Randle has lost his starting job. Larry Nance Jr. first earned the starting power forward spot. He performed at a high level, contributing defense, athleticism, and sacrifice in every minute. Then he went down with an injured hand, and one would have assumed that Randle would have been placed back into the starting lineup. No, rookie Kyle Kuzma [VIDEO] was the chosen one, and every minute Kuzma gets is well-deserved. He is the Lakers' best rookie and already a fan favorite. Also, he's a better fit for Luke Walton's system and today's modern game as he can spread the floor.

Nance regained his spot once he came back.

In Walton's system, Randle simply makes little sense. Walton wants the floor to be spread and to enable Lonzo Ball to have different passing options around the perimeter. But Randle cannot shoot the three-pointer, nor is he a reliable mid-range jump-shooter. Thus, he ends up clogging the paint on many occasions and disabling easy baskets for his teammates as a result. It has become difficult for Walton to play him at the power forward position alongside another big like Brook Lopez or Andrew Bogut. Consequently, Walton has had Julius play many minutes at the center position, but at 6-foot-9, Randle can do little against the bigger centers in the league.

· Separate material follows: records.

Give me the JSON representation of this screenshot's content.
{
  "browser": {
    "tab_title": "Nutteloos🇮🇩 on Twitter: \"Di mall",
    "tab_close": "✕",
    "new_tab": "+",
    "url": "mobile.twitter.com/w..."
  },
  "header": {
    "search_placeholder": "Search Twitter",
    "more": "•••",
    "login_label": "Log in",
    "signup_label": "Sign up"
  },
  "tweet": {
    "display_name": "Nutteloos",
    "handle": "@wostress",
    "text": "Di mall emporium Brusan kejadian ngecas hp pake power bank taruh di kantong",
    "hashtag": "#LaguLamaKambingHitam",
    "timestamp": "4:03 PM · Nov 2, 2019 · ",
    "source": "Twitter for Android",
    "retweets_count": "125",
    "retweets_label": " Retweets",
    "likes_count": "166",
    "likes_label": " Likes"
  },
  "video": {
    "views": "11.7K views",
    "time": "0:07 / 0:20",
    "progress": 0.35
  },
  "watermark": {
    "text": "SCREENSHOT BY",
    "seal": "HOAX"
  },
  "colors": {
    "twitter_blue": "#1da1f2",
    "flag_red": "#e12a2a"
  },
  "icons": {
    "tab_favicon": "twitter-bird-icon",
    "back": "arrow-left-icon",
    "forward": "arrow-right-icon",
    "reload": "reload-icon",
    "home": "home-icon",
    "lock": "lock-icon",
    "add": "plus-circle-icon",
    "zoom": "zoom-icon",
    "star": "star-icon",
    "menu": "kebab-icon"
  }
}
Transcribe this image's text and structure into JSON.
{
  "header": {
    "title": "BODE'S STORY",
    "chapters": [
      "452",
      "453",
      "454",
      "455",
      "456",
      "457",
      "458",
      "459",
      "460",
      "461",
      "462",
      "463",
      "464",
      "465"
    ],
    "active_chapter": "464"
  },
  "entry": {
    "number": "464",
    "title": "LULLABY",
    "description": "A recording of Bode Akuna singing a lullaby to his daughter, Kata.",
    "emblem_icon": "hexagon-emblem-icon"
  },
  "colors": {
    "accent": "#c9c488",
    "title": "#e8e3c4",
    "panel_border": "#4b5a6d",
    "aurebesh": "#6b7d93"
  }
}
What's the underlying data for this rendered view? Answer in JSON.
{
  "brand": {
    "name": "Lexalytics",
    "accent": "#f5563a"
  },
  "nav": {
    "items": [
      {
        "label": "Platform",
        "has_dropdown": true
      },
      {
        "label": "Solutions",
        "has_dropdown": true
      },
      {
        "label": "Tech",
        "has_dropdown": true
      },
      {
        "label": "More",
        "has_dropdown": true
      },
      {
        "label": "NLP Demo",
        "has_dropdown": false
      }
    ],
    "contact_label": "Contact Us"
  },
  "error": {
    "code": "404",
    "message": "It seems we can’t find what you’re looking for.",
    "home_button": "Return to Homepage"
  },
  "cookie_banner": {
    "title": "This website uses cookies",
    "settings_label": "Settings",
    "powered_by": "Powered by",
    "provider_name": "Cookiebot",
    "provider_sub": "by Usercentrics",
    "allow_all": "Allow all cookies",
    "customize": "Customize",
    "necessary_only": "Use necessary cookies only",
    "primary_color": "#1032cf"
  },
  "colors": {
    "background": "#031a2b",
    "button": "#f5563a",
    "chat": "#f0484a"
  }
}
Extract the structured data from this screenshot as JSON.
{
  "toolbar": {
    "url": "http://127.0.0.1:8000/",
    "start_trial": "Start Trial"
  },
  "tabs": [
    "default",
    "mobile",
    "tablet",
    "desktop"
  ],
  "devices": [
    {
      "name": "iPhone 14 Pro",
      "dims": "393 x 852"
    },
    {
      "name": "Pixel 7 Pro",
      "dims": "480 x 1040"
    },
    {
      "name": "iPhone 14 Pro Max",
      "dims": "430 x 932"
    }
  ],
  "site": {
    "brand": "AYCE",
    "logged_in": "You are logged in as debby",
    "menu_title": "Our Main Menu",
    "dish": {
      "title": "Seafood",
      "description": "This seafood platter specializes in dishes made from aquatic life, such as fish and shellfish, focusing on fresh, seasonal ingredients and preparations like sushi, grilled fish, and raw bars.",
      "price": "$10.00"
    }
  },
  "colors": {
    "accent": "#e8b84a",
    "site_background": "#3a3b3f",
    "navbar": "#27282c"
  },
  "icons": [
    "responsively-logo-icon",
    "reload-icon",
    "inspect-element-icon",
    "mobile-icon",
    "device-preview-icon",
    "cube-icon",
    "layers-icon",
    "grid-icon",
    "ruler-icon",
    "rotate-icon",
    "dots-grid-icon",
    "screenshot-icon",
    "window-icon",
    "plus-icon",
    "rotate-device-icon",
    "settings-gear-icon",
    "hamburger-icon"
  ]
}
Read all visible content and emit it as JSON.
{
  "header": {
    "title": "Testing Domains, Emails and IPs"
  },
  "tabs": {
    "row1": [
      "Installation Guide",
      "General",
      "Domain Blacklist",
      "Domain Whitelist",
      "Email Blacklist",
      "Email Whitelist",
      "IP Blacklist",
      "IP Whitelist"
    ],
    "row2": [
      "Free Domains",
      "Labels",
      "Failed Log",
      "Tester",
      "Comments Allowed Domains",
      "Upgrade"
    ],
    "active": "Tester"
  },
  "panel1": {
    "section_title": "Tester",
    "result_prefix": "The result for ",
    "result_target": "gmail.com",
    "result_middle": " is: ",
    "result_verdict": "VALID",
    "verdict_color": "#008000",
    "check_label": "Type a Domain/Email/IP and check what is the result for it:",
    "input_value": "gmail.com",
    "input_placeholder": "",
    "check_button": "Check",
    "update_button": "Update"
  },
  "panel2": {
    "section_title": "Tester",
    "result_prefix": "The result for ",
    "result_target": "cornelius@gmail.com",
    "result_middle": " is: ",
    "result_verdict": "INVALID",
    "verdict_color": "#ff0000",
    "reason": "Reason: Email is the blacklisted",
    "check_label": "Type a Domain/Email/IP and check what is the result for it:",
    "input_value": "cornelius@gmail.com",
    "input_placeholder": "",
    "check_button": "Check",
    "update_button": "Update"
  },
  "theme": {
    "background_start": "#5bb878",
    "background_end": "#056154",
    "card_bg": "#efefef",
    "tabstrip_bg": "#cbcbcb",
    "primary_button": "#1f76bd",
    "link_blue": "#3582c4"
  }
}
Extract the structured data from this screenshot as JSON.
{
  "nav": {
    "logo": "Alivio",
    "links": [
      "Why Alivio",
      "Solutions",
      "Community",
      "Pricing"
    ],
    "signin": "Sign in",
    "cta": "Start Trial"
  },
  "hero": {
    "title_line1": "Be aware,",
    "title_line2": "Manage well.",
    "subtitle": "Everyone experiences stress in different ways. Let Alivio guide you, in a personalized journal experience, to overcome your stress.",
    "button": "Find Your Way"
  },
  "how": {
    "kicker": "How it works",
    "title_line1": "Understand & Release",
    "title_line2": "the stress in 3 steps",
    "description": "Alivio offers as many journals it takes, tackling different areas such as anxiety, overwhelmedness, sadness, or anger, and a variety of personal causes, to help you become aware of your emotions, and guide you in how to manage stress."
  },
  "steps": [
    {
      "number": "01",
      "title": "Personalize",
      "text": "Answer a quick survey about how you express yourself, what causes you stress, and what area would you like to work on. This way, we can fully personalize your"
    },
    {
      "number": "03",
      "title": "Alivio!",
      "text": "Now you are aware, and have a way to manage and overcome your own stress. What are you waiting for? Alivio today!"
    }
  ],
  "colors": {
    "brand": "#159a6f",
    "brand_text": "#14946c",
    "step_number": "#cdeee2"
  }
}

Randle's minutes have been cut significantly this season. In the two previous seasons, he had averaged 28 minutes a game. Now, he is barely playing 20 a game. And it does not look like Randle is happy with his role right now, nor does he seem like the type of player that will give maximum effort whether he is starting or coming off the bench. Some players simply have inflated egos even though they have accomplished nothing yet in the league. Randle will have to fix that.

Randle is in his fourth NBA season, and it was advertised that he had come in in the best shape ever. But, yet another season, Randle seems to be the same player. He is a raging bull that is difficult to stay in front of, and that can finish nicely with his left hand around the rim. However, a raging bull is challenging to control, and Randle has been unable to learn yet to slow down his game and make the right reads on a consistent basis. Consequently, he turns the ball over more than he should or decides to attack in the wrong moments.

If only his defense was elite like Draymond Green's, with whom he has been compared on several occasions, Randle's value would be unquestioned in Lakers Nation. But like on offense, Randle's focus comes and goes. At times he seems like a monster in the paint and on the boards, and other times he looks like he's daydreaming. By now, Randle should have already shown some signs of consistency. It will not be surprising if the Lakers deal him when/if the right opportunity comes along.